Tribes that followed the lunar calendar added an extra Moon every few years to keep it in sync with the seasons. Isn’t that cool?
Cultures around the world have celebrated the start of each new year for at least four millennia.
Today, most New Year’s Eve festivities begin on December 31, the last day of the Gregorian calendar, and continue into the early hours of January 1.
On December 31, we attend parties, eat special New Year’s goodies, make plans for the new year, and watch fireworks sparking before our sight. How do you celebrate this New Year’s Eve?
Fireworks scare us, but maybe that’s why we love them. It’s said that our brains enjoy fear, but only in small, controlled doses.
The new year’s sky always bursts with exploding art, shooting hot comets and umbrellas of twinkling art.
Isn’t it nice that humans are able to create such joyful moments when a year ends and another begins?
If you love fireworks as much as we do, make sure to splash some joyful colors in these January coloring sheets.
The countdown has begun. It’s that time of the year. Even so, it’s even the end of a decade which makes January all the more special.
Don’t believe it? All you need is to ask your friends here and there to realize that they’re overflowing with plans, ideas, and positive energies to ring in the New Year.
Hope you’ve grown excited enough to relish these fancy January coloring pages.
But not everyone celebrates New Year’s Eve on January 31. For example, the Chinese nation celebrates the new year on February 8.

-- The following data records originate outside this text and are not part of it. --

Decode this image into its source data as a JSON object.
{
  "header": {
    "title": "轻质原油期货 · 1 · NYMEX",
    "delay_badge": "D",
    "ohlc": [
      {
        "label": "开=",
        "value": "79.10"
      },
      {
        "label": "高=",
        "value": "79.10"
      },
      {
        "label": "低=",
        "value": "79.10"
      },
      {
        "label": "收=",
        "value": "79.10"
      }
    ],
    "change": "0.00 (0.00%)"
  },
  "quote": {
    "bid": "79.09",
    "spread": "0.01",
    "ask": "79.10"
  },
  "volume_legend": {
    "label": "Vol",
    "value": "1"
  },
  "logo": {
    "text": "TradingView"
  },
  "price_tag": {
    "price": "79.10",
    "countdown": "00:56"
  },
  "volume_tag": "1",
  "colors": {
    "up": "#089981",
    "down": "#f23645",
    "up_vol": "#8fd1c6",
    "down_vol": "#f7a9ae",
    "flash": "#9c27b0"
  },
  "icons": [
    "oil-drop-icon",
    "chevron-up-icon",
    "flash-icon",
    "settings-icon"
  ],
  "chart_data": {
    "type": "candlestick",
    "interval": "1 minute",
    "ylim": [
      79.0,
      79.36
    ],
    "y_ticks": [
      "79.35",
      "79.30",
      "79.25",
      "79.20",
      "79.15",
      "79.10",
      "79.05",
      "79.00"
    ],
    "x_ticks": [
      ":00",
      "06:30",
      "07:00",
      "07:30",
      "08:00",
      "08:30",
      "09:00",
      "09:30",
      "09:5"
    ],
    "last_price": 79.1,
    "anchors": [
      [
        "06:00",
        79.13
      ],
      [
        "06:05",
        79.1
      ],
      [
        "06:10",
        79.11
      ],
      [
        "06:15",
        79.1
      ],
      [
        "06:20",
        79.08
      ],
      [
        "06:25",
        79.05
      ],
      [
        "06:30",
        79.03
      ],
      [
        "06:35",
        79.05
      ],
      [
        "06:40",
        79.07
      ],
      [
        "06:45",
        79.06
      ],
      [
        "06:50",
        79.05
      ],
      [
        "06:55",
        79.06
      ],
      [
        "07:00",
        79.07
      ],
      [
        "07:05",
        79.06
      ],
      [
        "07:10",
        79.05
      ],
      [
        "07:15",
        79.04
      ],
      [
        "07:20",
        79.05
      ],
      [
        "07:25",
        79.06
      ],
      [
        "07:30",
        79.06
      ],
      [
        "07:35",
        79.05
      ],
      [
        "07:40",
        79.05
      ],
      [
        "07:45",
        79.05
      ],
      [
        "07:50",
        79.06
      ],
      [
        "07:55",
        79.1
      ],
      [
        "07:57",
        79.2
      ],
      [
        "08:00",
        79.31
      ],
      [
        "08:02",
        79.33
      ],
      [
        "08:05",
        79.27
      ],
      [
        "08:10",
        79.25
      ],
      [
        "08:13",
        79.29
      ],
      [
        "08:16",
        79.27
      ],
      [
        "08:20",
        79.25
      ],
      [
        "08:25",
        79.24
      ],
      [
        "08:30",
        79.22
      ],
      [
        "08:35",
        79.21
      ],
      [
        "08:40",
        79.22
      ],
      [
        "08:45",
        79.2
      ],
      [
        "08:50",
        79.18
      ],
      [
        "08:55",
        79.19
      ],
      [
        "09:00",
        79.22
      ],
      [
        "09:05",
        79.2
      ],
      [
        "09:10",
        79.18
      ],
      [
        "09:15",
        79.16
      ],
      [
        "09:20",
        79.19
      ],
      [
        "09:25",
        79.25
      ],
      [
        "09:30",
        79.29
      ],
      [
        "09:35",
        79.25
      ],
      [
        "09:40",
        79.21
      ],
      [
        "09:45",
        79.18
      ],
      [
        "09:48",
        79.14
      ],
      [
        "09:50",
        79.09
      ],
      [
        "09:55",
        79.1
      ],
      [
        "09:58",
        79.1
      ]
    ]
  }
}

Also called the Spring or Lunar New Year, the Chinese New Year signifies the beginning of the spring harvest season.
Red envelopes filled with money are given to families and friends, and all enjoy traditional sweet treats like egg-filled mooncakes. Fancy, isn’t it?
Ever heard of Seollal? Now you do because several south-east Asian cultures celebrate the beginning of the new year on the Lunar New Year.
However, the way each subculture commemorates the day differs.
In Korea, the Seollal marks a three-day holiday where families give thanks to a bountiful year past.
They dress up in colorful hanbok attire, while others perform an ancient tea offering ritual called charye. If that isn’t a lovely way to celebrate New Year’s Eve, we don’t know what else.